As Bowstead points out, “the Wales Bonner adidas collaboration picks up on ‘70s references that are part of the DNA of her label, as well as references to the early ‘80s: decades marking a point at which sporting apparel becomes important to subculture and youth culture.” For designer Sam Nowell, it’s Bonner’s affection for ‘70s styles, that is synonymous with adidas sportswear, that makes the team-up special. “It’s up there with my favourite collaborations of the past few years. Wales Bonner is able to reference 70’s adidas wear that falls in line with her own practice and the garments as a result work in isolation or as part of her collections,” he says.
The collection sees Wales Bonner revive ‘60s jerseys to make each piece feel lived in, exaggerating the collars on plum-coloured tracksuits and printing anoraks and t-shirts with a special motif that reads ‘Wales Bonner adidas Originals Literary Academy’.
“I think [the collaboration] is a great way for fans of the Wales Bonner brand to buy pieces from her at a lower price point, but that still feel authentic to the brand, because adidas has such history with the communities – particularly those in Jamaica, and London – in her reference points,” says Lauren Cochrane, Senior Writer at The Guardian.
Cole agrees: “Brands with history as extensive as adidas exist within a “cross-cultural” space, they’ve been adopted as the uniform for a diverse mix of subcultural and countercultural movements. I think this bodes well with Wales Bonner’s exploration of multiculturalism, identity, and race. These aren’t easy contexts to explore and the personal and societal contexts as the heart of the brand affords Three Stripes a pretty unique opportunity to showcase itself four dimensionally. We’ve all seen adidas at football games, on the ground and in the stands, but how is adidas perceived within other cultural groups? With Wales Bonner, this can be explored organically, authentically, and with a contemporary edge.”

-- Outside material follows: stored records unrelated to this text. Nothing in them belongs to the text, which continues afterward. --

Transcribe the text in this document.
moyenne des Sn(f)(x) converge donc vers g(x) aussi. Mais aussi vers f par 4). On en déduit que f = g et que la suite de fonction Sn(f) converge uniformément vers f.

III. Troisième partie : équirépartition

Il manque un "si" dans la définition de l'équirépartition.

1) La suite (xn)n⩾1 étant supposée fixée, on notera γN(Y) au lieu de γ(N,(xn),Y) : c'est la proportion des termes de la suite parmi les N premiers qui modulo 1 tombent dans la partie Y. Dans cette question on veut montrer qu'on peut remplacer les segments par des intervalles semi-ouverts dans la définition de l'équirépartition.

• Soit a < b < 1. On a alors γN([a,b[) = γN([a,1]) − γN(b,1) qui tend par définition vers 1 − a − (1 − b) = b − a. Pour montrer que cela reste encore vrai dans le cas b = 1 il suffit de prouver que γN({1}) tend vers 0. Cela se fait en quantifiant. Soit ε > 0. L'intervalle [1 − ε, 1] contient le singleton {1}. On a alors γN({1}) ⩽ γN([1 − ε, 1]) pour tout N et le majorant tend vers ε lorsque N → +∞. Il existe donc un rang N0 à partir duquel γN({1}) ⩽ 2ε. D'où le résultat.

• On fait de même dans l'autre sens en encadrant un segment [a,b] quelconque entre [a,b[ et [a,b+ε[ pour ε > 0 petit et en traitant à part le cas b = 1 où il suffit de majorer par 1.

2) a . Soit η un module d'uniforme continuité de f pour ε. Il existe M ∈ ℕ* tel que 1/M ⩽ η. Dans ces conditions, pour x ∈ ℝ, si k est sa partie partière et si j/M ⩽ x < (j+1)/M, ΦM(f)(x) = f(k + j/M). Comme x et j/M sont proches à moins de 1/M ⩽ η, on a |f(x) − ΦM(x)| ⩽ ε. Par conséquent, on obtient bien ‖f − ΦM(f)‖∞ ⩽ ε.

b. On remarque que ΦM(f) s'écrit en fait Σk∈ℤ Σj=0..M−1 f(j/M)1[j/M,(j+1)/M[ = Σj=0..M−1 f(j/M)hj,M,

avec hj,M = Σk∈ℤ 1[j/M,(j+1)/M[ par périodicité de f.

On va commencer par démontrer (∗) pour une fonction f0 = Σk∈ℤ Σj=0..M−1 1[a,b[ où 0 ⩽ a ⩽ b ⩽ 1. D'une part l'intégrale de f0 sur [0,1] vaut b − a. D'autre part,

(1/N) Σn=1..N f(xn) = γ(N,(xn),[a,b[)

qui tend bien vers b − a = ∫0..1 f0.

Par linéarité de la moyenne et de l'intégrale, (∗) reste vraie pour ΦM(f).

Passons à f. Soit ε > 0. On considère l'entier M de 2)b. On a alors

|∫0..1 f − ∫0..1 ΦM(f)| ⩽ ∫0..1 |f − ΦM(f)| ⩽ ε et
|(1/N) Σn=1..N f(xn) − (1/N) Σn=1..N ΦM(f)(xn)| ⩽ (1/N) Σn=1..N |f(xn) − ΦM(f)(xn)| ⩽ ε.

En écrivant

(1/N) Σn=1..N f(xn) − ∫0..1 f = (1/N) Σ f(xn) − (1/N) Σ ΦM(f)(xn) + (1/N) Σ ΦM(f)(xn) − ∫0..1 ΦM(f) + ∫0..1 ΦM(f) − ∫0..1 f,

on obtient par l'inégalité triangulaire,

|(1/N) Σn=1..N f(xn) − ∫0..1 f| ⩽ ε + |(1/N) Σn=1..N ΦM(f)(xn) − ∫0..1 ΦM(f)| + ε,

Fashion is stuck on nostalgia, with the pandemic only adding to our collective longing to “relive moments in time that looked more exciting through style”, as pointed out by Cole. What sets Bonner’s mining of the seventies apart is her ability to remix the style codes of that era, blending sportswear and tailoring to give classic items like the tracksuit a whole new meaning.

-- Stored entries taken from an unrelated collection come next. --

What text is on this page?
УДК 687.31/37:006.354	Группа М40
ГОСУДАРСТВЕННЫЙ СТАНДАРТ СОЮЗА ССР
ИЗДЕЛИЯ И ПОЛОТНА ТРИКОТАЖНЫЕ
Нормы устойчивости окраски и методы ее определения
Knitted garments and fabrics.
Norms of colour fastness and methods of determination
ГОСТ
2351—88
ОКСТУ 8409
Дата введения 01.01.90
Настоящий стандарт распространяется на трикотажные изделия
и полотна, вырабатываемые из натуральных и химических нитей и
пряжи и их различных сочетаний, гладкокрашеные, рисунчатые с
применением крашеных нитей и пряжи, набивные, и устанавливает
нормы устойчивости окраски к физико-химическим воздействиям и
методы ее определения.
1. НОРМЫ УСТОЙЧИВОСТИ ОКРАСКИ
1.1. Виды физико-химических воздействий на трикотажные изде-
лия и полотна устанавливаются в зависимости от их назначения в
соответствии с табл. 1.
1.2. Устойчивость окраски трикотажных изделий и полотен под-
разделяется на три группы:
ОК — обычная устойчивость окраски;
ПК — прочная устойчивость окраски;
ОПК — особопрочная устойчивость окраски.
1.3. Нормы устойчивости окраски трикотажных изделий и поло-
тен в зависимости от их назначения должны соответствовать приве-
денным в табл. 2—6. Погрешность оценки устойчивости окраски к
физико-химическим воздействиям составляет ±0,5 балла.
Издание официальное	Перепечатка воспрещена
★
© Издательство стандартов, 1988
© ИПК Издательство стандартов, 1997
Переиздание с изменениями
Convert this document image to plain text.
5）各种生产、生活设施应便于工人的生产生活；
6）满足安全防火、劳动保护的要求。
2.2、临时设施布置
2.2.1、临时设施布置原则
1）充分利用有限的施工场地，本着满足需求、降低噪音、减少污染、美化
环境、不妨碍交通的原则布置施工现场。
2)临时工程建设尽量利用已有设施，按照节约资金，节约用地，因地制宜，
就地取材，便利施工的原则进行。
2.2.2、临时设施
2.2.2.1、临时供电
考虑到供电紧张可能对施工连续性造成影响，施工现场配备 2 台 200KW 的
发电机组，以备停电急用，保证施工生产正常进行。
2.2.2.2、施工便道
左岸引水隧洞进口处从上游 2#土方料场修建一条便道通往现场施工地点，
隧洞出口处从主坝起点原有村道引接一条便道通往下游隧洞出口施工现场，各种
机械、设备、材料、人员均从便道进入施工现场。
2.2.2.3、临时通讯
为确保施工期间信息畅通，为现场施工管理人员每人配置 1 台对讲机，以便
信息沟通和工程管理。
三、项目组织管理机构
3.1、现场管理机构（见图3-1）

“Huge sportswear brands can feel very removed from that sort of humanness if you will, despite the fact that every single one of us has something from them,” adds Dal Chodha Editor-in-Chief of Archivist Addendum. “All of those [sportswear] brands are so embedded in our sartorial histories. And Grace’s clothes are the same to the people who buy them – they tell a very human story.”

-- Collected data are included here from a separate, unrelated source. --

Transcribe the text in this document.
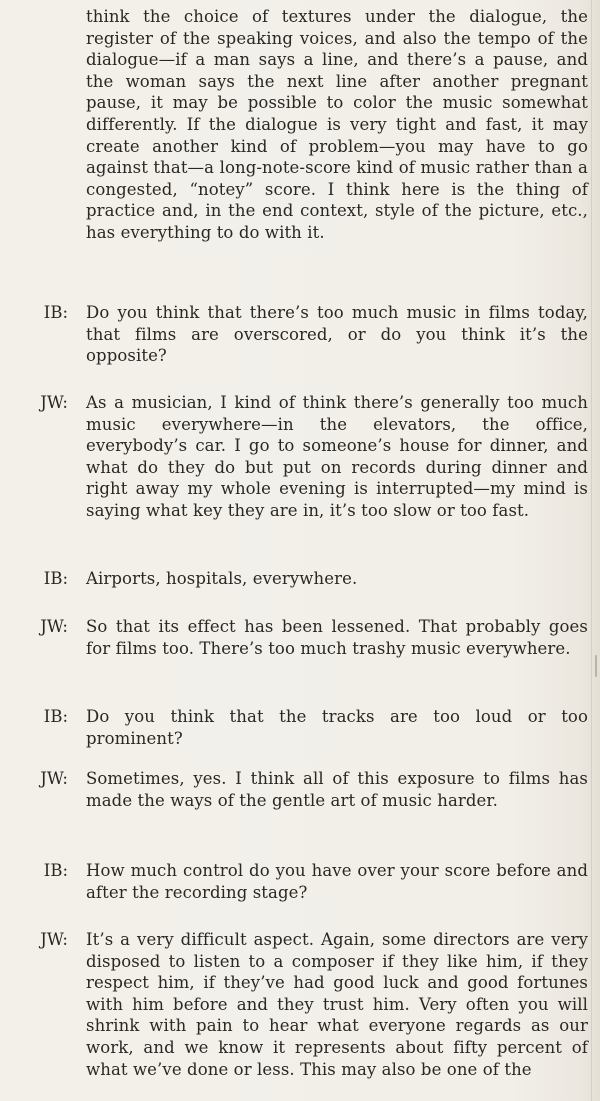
think the choice of textures under the dialogue, the register of the speaking voices, and also the tempo of the dialogue—if a man says a line, and there’s a pause, and the woman says the next line after another pregnant pause, it may be possible to color the music somewhat differently. If the dialogue is very tight and fast, it may create another kind of problem—you may have to go against that—a long-note-score kind of music rather than a congested, “notey” score. I think here is the thing of practice and, in the end context, style of the picture, etc., has everything to do with it.
IB: Do you think that there’s too much music in films today, that films are overscored, or do you think it’s the opposite?
JW: As a musician, I kind of think there’s generally too much music everywhere—in the elevators, the office, everybody’s car. I go to someone’s house for dinner, and what do they do but put on records during dinner and right away my whole evening is interrupted—my mind is saying what key they are in, it’s too slow or too fast.
IB: Airports, hospitals, everywhere.
JW: So that its effect has been lessened. That probably goes for films too. There’s too much trashy music everywhere.
IB: Do you think that the tracks are too loud or too prominent?
JW: Sometimes, yes. I think all of this exposure to films has made the ways of the gentle art of music harder.
IB: How much control do you have over your score before and after the recording stage?
JW: It’s a very difficult aspect. Again, some directors are very disposed to listen to a composer if they like him, if they respect him, if they’ve had good luck and good fortunes with him before and they trust him. Very often you will shrink with pain to hear what everyone regards as our work, and we know it represents about fifty percent of what we’ve done or less. This may also be one of the
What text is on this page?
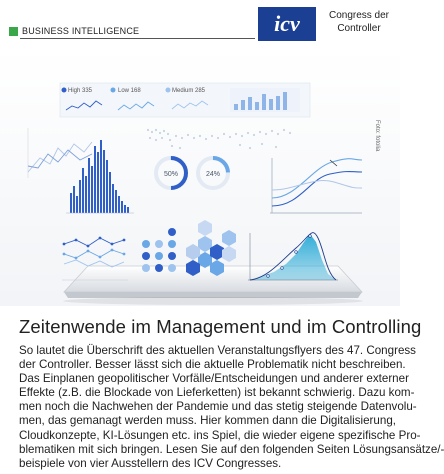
BUSINESS INTELLIGENCE	icv	Congress der
Controller
High 335	Low 168	Medium 285
50%	24%
Foto: fotolia
Zeitenwende im Management und im Controlling
So lautet die Überschrift des aktuellen Veranstaltungsflyers des 47. Congress
der Controller. Besser lässt sich die aktuelle Problematik nicht beschreiben.
Das Einplanen geopolitischer Vorfälle/Entscheidungen und anderer externer
Effekte (z.B. die Blockade von Lieferketten) ist bekannt schwierig. Dazu kom-
men noch die Nachwehen der Pandemie und das stetig steigende Datenvolu-
men, das gemanagt werden muss. Hier kommen dann die Digitalisierung,
Cloudkonzepte, KI-Lösungen etc. ins Spiel, die wieder eigene spezifische Pro-
blematiken mit sich bringen. Lesen Sie auf den folgenden Seiten Lösungsansätze/-
beispiele von vier Ausstellern des ICV Congresses.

For Cochrane, it’s Wales Bonner’s unapologetic intellectualism that makes her an ideal collaborator for a brand like adidas. “Wales Bonner has managed to create a brand that produces beautiful, well-made and wearable clothes that also has the imagination, story-telling and point of view that very much shows that fashion is not just about clothes,” she says. “The research is phenomenal and goes across moments in time such as fifties Paris by way of James Baldwin, nineties dancehall in Jamaica and Haile Selassie in Ethiopia in the thirties. These thoughts and moods infuse her clothes in a celebratory way and beautiful way. Her work is close to art, really.”
adidas Originals by Wales Bonner will be available in-store and online from 15 NOV 21.